BEND — The Bend Bulletin’s parent company filed for Chapter 11 bankruptcy protection Tuesday.
Western Communications owns seven newspapers across the Pacific Northwest, many in rural communities where no one else is delivering local news.
Court filings show the corporation owes about $2 million to private creditors, while recent reporting by OPB revealed the company owes nearly $1 million in back property taxes for its newspapers. Employees have experienced years of layoffs, late paychecks and furloughs.
Now, they’re bracing for another round of cuts.
A report by the Bulletin says its newspaper readers “will see changes in the coming weeks and months,” that will make the paper more economically stable.
Western Communications president John Costa did not immediately respond to emails for further comment about the bankruptcy. OPB interviewed him 11 days before the filing, and he gave no indications of an impending case.
“I can only assure people that we’re working as hard as we can and in good faith to make sure that that the Bulletin goes forward,” Costa told OPB at the time.
The company owns four other newspapers in Oregon: the Curry Coastal Pilot, the Redmond Spokesman, the La Grande Observer, and the Baker City Herald; plus two in California: the Del Norte Triplicate, and the Sonora Union Democrat.

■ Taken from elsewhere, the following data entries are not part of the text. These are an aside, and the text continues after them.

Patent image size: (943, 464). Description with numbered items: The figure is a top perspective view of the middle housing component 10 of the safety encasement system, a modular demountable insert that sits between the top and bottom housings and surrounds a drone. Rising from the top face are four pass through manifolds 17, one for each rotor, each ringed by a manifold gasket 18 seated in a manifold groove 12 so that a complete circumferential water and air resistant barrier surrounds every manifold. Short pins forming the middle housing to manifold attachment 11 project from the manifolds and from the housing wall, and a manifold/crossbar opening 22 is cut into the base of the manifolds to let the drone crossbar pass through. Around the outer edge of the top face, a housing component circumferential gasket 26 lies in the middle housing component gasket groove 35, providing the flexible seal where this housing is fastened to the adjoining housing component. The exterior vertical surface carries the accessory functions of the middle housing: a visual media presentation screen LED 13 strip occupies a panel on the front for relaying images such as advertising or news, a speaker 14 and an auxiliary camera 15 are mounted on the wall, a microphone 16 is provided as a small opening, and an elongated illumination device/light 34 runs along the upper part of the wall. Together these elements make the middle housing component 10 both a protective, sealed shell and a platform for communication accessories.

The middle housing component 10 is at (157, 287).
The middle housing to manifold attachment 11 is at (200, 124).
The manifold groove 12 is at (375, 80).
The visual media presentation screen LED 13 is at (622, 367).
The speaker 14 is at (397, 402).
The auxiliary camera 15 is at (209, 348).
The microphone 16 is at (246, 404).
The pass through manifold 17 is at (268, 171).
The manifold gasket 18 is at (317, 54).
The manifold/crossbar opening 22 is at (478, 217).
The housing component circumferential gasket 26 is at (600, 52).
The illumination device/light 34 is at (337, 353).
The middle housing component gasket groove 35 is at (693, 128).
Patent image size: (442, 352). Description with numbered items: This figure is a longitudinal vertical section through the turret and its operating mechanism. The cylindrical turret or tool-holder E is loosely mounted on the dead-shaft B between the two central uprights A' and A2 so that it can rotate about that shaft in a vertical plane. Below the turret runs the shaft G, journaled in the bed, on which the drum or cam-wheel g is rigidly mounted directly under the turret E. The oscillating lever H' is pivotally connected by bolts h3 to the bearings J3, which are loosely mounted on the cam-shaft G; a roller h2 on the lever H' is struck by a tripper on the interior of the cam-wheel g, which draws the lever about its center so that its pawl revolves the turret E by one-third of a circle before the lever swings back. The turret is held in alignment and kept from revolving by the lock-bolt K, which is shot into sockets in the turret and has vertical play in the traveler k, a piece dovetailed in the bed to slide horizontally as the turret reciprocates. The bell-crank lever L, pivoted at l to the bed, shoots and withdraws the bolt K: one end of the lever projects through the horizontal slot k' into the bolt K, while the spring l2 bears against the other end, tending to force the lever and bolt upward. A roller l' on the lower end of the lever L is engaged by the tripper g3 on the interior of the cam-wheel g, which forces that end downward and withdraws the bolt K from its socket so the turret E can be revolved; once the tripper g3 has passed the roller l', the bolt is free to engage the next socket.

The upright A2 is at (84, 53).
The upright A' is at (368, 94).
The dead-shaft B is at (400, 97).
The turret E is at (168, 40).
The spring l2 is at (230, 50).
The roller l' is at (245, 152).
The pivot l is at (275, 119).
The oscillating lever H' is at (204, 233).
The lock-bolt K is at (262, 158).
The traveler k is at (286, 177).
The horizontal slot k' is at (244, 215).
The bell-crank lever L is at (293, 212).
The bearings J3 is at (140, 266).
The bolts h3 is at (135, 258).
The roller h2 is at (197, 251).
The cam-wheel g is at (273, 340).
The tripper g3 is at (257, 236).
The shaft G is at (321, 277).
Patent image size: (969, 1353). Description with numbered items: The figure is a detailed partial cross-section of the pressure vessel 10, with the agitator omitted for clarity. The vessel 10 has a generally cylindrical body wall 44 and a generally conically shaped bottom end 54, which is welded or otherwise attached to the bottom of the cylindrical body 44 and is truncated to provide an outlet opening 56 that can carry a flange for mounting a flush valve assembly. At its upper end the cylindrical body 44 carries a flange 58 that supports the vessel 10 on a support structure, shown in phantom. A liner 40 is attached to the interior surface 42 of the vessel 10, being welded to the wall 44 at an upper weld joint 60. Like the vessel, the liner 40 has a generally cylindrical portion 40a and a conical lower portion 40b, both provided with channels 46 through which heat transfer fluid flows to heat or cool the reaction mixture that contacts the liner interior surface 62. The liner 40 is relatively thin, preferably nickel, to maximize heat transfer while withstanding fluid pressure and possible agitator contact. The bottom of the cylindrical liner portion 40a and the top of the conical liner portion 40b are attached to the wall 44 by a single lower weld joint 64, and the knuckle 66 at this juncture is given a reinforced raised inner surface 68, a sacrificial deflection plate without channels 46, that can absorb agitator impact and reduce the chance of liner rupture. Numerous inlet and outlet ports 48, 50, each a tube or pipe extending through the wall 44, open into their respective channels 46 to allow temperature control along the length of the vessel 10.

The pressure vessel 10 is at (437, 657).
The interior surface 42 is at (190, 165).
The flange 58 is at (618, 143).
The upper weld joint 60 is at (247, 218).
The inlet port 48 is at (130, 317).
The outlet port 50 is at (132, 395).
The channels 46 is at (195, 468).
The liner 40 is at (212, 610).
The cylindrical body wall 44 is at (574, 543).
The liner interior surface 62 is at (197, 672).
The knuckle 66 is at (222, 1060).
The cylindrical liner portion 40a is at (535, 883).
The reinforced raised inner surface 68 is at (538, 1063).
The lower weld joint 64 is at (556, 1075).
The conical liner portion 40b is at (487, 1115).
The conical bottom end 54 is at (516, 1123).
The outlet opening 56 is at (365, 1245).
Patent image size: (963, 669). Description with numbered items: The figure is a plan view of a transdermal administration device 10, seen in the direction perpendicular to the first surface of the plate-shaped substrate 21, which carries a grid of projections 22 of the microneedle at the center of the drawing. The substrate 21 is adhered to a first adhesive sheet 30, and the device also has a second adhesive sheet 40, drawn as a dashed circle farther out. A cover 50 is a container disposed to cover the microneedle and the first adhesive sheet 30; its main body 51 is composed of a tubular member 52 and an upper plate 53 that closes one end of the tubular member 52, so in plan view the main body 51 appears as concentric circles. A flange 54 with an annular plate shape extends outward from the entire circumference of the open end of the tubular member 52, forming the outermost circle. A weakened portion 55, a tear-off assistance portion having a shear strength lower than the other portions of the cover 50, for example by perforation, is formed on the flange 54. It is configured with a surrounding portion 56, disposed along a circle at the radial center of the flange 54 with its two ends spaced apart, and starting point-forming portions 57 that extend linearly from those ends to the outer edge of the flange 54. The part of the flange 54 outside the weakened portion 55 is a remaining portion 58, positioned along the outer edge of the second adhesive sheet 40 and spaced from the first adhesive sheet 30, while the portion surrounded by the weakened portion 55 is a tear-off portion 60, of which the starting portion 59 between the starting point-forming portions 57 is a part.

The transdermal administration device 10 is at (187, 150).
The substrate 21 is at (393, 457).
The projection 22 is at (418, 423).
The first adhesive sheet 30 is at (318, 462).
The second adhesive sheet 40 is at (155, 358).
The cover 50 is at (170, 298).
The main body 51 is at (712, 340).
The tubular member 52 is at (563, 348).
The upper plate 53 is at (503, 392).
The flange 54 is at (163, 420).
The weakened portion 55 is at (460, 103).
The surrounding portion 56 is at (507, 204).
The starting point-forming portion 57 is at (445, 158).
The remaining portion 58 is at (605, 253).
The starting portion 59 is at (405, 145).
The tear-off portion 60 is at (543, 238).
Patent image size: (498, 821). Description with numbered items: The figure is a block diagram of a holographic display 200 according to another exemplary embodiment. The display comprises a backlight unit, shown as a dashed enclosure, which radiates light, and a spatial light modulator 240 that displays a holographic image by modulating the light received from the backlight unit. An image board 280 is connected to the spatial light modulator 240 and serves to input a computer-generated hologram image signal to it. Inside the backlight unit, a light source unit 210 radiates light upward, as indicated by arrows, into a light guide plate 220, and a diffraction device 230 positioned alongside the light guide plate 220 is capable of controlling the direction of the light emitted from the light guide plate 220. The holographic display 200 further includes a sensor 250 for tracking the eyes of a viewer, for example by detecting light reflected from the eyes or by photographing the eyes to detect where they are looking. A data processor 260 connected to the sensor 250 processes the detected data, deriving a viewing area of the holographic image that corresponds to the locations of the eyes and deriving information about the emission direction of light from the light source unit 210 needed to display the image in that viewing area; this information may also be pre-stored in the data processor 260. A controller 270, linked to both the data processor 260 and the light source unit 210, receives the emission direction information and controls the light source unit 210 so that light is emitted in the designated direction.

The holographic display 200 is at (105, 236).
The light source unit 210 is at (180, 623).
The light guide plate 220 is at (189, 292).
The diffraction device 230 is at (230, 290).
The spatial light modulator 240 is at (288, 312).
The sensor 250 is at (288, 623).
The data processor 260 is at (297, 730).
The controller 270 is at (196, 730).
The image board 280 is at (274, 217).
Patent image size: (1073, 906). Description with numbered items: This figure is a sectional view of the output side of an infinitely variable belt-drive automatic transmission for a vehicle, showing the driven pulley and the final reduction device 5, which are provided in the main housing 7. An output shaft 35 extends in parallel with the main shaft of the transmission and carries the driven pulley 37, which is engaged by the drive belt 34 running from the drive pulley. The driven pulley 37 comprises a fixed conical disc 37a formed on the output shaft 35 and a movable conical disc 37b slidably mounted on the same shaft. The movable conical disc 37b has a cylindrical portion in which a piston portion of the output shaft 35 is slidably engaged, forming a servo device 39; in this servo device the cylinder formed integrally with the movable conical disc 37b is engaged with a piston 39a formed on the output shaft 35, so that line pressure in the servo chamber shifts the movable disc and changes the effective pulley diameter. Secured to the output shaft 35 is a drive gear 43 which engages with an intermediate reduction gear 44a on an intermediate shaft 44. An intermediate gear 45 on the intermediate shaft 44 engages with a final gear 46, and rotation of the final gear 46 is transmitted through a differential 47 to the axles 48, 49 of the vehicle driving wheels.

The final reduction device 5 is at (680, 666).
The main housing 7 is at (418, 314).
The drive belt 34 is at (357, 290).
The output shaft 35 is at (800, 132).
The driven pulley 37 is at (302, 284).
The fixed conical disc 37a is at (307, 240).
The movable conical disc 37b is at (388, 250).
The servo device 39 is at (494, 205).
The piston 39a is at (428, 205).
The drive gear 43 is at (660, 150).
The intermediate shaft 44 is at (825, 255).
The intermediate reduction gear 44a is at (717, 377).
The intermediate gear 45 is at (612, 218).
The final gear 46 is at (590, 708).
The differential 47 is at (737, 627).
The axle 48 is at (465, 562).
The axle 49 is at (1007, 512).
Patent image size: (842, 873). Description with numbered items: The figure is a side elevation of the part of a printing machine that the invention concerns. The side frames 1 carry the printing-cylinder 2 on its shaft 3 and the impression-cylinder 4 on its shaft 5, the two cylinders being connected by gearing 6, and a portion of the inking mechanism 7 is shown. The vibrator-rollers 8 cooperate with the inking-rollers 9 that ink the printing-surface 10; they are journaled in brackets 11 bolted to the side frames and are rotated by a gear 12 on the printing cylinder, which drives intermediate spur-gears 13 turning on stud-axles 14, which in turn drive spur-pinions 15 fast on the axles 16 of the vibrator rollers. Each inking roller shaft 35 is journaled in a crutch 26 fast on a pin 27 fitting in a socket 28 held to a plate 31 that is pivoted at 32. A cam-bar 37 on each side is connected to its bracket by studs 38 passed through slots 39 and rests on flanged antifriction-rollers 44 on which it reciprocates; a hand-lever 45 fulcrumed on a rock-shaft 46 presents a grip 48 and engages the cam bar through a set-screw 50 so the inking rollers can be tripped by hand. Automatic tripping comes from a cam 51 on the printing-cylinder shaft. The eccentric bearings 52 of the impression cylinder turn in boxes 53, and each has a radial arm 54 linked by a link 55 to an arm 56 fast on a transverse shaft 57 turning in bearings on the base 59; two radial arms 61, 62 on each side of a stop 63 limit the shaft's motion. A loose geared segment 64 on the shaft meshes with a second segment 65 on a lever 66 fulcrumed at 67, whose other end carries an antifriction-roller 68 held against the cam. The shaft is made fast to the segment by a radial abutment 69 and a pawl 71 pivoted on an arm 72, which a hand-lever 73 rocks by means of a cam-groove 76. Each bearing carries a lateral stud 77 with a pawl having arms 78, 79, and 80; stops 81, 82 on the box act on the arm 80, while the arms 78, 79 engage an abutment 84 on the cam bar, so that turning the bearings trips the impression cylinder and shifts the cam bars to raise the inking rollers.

Topping the company’s list of creditors is $946,000 owed to a newspaper cooperative that sells printing and distribution supplies. Western Communications’ top 20 unpaid debts range from that amount, down to $5,500 for a syndication service. Also on the list of unsecured claims: $59,000 for a Bend fireworks show.
Court filings show the company seeks $1.6 million in cash collateral to keep the newspapers running without harming the company’s value. A hearing is set for Jan. 24. The company paid its attorney a $100,000 retainer Jan. 14.
In a statement published Tuesday, Western Communications Chairwoman Betsy McCool wrote of the bankruptcy filing: “This is the only way we can preserve our creditors’ investments and our owners’ interests in valuable community assets.”
This is the second time in the past decade the company has filed for bankruptcy protection. It last emerged from Chapter 11 proceedings in 2012. Under Chapter 11, the company will argue its finances can be reorganized to be profitable again, despite the present situation.